И вместе с тем парадоксальная на первый взгляд слабость славянофильства – именно в нежелании, невнимании к динамике «я», «личности», к особой диалектике выстраивания и снятия границ между «я» и миром. Слабость интереса, объяснимая за счёт двух разнородных, но взаимодействующих обстоятельств: во-первых, своё понимание славянофилы раскрывали в полемике, делая акцент именно на не-абсолютности личности, и, во-вторых, их интерес был изначально устремлён к итоговому, гармоничному состоянию – они надеялись, что конфликт может быть снят, противостояние устранено в том самом «соборном» идеале, «хоровом начале», где вновь проявляется романтическое, но теперь уже – в фаустовском замирании, в моменте полноты как явлении абсолютного, моменте, который обращается в «вечное настоящее».

В «хоровом начале» снимается вопрос о спевке, о солистах и т.д. – концертное исполнение выступает не только целью, но и вся реальность понимается в идеале как один концерт, а всё прочее – суть диссонанс. Здесь явленное, сценическое и есть реальность как таковая, «кулисы» отсутствуют.

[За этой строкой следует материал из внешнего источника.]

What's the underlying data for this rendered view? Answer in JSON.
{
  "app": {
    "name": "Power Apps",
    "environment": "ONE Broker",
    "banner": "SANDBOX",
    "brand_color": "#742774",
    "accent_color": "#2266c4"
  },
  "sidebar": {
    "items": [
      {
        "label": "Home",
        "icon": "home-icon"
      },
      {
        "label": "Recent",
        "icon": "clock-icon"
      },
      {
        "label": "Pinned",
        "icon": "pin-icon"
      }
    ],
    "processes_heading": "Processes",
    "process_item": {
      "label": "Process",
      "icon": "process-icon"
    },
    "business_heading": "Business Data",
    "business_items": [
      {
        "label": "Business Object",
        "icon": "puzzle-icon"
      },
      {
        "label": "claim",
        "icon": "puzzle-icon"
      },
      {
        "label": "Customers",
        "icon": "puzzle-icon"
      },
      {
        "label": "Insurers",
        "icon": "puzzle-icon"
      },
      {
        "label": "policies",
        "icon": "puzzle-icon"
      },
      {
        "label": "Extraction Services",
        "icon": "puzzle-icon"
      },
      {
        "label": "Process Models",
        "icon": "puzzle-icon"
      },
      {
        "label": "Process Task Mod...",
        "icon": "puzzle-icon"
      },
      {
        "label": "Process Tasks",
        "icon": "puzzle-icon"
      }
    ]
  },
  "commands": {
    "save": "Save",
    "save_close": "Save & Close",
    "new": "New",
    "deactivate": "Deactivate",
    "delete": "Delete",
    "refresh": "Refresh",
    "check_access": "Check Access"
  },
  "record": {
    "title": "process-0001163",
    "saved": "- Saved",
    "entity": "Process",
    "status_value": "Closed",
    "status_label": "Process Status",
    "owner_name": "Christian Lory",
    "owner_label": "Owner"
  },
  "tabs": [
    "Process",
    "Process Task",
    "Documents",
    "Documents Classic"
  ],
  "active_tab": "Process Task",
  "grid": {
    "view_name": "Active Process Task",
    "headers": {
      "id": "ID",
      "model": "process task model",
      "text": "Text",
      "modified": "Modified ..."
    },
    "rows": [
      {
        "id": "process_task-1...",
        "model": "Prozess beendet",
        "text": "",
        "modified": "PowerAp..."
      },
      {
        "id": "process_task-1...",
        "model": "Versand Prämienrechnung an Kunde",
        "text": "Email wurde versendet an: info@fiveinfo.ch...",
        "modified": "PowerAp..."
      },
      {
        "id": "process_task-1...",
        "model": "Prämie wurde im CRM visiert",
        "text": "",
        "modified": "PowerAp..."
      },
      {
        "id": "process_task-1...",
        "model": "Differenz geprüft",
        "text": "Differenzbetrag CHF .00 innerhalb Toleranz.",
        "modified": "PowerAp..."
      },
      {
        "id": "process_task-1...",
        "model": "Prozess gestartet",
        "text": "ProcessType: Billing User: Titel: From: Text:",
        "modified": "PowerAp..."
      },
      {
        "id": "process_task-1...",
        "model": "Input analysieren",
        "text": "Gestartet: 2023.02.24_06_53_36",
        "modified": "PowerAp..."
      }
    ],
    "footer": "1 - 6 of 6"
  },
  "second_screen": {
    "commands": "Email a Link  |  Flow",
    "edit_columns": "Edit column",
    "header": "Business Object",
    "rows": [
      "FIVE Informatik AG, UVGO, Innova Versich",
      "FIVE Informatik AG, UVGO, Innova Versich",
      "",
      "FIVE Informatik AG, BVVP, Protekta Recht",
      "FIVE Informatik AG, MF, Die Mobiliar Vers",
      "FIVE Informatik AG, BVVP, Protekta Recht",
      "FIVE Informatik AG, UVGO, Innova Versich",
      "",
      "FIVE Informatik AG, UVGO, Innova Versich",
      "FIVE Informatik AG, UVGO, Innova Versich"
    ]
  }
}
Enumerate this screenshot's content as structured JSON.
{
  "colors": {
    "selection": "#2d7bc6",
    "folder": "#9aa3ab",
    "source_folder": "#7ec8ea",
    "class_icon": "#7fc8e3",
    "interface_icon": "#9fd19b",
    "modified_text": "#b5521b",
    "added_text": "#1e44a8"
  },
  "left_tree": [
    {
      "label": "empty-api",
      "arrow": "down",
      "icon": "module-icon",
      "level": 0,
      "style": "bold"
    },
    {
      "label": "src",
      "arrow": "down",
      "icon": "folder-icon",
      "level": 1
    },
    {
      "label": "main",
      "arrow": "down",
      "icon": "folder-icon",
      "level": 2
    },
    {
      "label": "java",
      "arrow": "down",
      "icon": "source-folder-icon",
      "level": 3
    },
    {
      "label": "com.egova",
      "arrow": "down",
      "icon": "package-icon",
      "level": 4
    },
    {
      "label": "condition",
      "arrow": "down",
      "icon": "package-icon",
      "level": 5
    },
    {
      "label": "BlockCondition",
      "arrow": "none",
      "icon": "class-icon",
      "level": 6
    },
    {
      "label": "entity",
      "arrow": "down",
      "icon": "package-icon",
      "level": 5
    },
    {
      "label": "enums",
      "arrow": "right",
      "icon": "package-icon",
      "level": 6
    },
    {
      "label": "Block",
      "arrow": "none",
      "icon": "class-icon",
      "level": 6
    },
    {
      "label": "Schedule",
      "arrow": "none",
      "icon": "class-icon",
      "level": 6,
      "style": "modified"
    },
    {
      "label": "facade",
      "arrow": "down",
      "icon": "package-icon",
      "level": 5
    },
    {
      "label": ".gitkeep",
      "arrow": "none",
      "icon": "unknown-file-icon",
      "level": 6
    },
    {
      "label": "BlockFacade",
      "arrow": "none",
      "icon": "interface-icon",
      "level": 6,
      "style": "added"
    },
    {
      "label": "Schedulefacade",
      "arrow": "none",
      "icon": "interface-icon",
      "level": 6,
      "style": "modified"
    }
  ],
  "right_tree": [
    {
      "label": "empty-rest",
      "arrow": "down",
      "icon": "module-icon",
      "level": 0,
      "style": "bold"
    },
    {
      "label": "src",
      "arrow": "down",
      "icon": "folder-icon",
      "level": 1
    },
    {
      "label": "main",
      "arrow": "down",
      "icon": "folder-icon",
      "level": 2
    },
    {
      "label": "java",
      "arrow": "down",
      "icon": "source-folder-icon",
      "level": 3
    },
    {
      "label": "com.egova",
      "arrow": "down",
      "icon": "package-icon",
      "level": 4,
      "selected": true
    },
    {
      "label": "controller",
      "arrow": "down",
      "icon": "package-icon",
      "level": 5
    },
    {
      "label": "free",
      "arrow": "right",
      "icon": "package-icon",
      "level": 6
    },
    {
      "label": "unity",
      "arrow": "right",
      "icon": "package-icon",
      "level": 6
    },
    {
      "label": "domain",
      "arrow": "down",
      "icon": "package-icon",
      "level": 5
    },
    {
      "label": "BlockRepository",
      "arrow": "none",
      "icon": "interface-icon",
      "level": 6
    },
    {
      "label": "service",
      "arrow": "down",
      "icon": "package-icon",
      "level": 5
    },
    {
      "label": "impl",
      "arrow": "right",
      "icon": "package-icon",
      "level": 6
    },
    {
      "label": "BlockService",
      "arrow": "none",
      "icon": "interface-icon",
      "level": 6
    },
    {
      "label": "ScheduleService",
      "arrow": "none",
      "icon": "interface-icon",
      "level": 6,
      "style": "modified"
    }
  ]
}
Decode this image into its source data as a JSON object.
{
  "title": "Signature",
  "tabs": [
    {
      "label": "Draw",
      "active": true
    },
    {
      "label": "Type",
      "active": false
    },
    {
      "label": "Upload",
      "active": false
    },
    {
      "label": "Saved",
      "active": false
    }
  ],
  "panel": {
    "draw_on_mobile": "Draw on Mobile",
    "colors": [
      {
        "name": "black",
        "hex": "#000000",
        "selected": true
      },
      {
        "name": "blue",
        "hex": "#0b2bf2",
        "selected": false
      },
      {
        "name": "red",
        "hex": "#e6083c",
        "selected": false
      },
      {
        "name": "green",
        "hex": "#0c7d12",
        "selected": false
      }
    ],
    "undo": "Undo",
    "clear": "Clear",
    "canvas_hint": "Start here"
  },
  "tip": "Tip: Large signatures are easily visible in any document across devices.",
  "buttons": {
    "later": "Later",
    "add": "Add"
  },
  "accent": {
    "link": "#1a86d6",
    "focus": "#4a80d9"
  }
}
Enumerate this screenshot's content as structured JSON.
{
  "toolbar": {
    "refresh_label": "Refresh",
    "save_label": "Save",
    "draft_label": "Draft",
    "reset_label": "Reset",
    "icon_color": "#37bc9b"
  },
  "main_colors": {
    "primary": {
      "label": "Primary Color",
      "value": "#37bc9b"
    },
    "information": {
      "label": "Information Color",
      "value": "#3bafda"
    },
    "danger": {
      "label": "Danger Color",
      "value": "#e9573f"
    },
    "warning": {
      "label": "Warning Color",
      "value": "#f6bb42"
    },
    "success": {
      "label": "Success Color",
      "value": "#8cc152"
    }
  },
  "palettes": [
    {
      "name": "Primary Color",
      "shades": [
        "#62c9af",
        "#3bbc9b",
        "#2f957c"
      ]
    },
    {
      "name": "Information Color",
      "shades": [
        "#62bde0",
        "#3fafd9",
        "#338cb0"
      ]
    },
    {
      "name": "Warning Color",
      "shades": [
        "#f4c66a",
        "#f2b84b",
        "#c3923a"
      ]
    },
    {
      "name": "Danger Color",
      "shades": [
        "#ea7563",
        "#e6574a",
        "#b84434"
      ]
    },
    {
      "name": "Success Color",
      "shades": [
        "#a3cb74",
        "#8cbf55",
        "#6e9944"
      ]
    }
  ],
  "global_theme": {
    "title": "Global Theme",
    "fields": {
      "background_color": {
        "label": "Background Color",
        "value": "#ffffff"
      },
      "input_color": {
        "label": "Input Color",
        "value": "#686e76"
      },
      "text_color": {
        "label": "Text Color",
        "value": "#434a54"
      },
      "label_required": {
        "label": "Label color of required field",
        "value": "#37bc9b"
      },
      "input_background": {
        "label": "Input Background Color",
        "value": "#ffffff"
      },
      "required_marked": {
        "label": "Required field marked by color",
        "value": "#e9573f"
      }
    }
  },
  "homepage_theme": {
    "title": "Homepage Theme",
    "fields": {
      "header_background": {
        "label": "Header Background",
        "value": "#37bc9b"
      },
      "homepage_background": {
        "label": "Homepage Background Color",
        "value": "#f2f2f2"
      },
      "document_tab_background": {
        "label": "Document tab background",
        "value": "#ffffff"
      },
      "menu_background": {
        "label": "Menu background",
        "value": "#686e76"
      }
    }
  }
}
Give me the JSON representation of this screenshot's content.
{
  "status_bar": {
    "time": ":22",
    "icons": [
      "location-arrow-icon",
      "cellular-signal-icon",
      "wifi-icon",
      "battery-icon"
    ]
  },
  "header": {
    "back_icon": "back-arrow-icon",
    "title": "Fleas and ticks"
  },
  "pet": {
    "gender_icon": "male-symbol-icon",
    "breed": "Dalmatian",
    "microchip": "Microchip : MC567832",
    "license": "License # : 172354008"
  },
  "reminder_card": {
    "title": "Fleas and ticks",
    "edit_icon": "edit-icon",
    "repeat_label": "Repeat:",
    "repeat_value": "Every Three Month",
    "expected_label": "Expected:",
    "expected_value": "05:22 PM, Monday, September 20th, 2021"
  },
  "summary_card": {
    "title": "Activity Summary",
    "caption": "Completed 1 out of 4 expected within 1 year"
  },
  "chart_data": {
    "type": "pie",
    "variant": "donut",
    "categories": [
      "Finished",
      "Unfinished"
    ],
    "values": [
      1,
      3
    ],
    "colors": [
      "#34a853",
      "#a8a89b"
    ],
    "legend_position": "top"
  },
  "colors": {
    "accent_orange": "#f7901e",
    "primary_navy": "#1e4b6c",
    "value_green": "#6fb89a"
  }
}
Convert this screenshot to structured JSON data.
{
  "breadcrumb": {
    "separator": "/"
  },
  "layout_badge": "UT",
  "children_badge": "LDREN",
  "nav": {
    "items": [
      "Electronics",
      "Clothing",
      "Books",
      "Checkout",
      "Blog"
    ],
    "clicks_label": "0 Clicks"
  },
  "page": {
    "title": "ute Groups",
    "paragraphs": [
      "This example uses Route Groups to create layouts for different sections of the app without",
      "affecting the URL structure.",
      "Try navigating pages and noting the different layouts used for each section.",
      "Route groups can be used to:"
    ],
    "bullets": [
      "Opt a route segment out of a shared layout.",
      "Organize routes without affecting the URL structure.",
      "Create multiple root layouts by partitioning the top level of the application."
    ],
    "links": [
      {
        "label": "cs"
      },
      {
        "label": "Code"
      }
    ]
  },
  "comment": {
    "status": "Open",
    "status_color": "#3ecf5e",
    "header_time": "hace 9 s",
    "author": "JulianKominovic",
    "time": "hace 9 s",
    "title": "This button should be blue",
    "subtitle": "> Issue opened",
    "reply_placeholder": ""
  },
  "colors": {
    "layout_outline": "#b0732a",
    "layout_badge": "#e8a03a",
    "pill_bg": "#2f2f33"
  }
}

При этом кульминация – в снятии противоположности зрителя и исполнителя, поскольку хоровое пение не предполагает отдельного наблюдателя: сами певцы выступают наблюдателями в своём индивидуальном переживании, индивидуальной радости от разделения жизни с другими.

Так что злой выпад Каткова по адресу Аксакова, воображающего Земский собор на манер оперы, хорового действия, схватывает намного больше, чем кажется на первый взгляд.